Sitting in Whitebridge, having a coffee,

And I’m amazed to hear a local 

Took on some bikies for breakfast.

They’d set up by her local cafe 

To tell all around “Vote No.”

I probably won’t meet her,

But I’m sure no-one beats her

For sheer courage!

In this long-drawn debate

The defenders of hate

Tell us “pipe down, respectfully.”

We’re called “radicals” and “thugs,”

With indifferent shrugs

For “Marriage, Mother’s Day, Christmas!”

Any respectful debate

With apologists for hate,

Must start with confession

Of their part in repression

Of the kids in their hood

Who were misunderstood.

In my Wollongong days,

Boys beat up the “gays,”

No mercy was shown,

No dignity was known.

For the “no” side it suits

To swap the black boots,

To reverse weak and strong

As they’ve been all along,

And to say they’re walking a mile

In our shoes.

This would be fit for satire

If repugnance and ire

Could stay contained.

Sometimes they can’t:

If I deny apartheid, 

A black person is right not to hide

Their contempt for my views.

If I deny genocide

The victims are right to abide

None of my views! 

If the “nos’” strongest point is that we’re too loud,

It’s time that we all finally felt proud.

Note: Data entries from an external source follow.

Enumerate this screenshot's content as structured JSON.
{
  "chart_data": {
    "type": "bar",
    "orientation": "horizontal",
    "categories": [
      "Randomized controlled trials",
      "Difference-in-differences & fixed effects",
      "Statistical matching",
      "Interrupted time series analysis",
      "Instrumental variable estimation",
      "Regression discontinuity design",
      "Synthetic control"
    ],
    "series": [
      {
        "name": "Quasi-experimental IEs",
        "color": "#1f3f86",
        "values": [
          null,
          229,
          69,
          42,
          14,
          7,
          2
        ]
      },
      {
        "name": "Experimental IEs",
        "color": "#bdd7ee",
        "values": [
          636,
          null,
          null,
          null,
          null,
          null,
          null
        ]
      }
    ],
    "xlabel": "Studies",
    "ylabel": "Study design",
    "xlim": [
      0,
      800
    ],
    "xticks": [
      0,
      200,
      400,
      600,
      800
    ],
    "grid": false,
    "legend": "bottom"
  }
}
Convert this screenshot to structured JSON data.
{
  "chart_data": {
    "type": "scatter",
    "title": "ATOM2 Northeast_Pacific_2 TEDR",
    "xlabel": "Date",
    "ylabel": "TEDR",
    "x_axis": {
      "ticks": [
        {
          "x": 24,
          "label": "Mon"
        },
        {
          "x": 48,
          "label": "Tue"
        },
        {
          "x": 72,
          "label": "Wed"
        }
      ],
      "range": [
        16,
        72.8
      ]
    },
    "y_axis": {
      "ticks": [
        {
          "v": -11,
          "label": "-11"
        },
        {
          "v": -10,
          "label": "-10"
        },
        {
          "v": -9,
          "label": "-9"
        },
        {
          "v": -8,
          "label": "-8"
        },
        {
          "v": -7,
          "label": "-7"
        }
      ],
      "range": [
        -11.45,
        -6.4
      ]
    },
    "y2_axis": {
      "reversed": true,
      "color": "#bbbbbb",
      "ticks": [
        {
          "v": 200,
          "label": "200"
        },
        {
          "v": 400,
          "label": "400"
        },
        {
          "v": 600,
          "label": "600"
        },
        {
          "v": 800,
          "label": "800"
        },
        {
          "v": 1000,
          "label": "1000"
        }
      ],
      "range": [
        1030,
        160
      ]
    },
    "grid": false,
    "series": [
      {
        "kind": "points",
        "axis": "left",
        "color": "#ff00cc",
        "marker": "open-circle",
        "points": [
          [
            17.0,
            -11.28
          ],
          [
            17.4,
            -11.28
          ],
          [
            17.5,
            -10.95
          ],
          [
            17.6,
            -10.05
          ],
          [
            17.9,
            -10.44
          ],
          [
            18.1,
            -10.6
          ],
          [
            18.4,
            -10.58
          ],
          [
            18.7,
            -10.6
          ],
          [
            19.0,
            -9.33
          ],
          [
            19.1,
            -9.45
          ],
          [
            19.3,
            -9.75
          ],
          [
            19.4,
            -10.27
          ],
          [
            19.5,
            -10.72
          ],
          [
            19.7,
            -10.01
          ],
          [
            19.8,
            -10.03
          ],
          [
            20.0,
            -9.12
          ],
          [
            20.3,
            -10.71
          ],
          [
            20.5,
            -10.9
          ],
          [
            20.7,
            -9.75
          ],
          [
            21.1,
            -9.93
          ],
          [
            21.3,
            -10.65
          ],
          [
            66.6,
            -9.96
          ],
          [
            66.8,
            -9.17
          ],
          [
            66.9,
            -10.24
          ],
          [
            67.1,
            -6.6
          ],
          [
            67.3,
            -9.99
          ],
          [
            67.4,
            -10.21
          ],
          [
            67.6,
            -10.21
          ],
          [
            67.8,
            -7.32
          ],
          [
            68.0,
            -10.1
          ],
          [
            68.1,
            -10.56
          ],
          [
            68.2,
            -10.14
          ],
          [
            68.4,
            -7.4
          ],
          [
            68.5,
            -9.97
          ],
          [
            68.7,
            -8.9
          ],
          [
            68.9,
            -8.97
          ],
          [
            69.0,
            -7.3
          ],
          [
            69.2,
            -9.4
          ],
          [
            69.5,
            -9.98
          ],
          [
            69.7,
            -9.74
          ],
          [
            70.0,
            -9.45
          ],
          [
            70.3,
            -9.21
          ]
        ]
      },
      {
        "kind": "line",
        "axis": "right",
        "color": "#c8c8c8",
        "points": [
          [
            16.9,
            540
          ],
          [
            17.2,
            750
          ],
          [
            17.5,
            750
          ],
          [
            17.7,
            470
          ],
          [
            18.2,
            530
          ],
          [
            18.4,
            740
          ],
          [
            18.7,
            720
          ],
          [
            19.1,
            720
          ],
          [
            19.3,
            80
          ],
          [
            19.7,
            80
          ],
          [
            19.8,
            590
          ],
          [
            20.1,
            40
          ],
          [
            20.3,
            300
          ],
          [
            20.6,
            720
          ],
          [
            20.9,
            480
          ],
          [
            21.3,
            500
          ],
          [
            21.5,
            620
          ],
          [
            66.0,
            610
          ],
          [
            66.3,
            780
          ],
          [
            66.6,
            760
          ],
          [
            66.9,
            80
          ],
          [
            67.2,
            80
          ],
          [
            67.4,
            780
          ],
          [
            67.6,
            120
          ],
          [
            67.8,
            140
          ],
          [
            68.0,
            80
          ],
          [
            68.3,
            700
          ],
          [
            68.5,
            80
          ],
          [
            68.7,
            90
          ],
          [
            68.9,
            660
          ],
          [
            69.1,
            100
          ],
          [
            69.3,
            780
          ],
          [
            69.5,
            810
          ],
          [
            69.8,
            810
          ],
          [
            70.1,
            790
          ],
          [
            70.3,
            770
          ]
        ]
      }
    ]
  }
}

And to the lady in Whitebridge who put up a fight, 

Two guys were humbled by your belief in what’s right

Adam Russoniello, Sydney

Praise for free speech

CONGRATULATIONS to Jeff Corbett for not restricting his views for the sake of political correctness, and saying it as he sees it, and for the Herald for providing free speech (‘Downsizing the dream’, Herald, 30/9). 

Two subjects l believe have been used and abused, resulting in confusion, misunderstanding and loss of the Australian way of life. Whether my praise will be published, may be too much all at once, but then again, maybe it won't.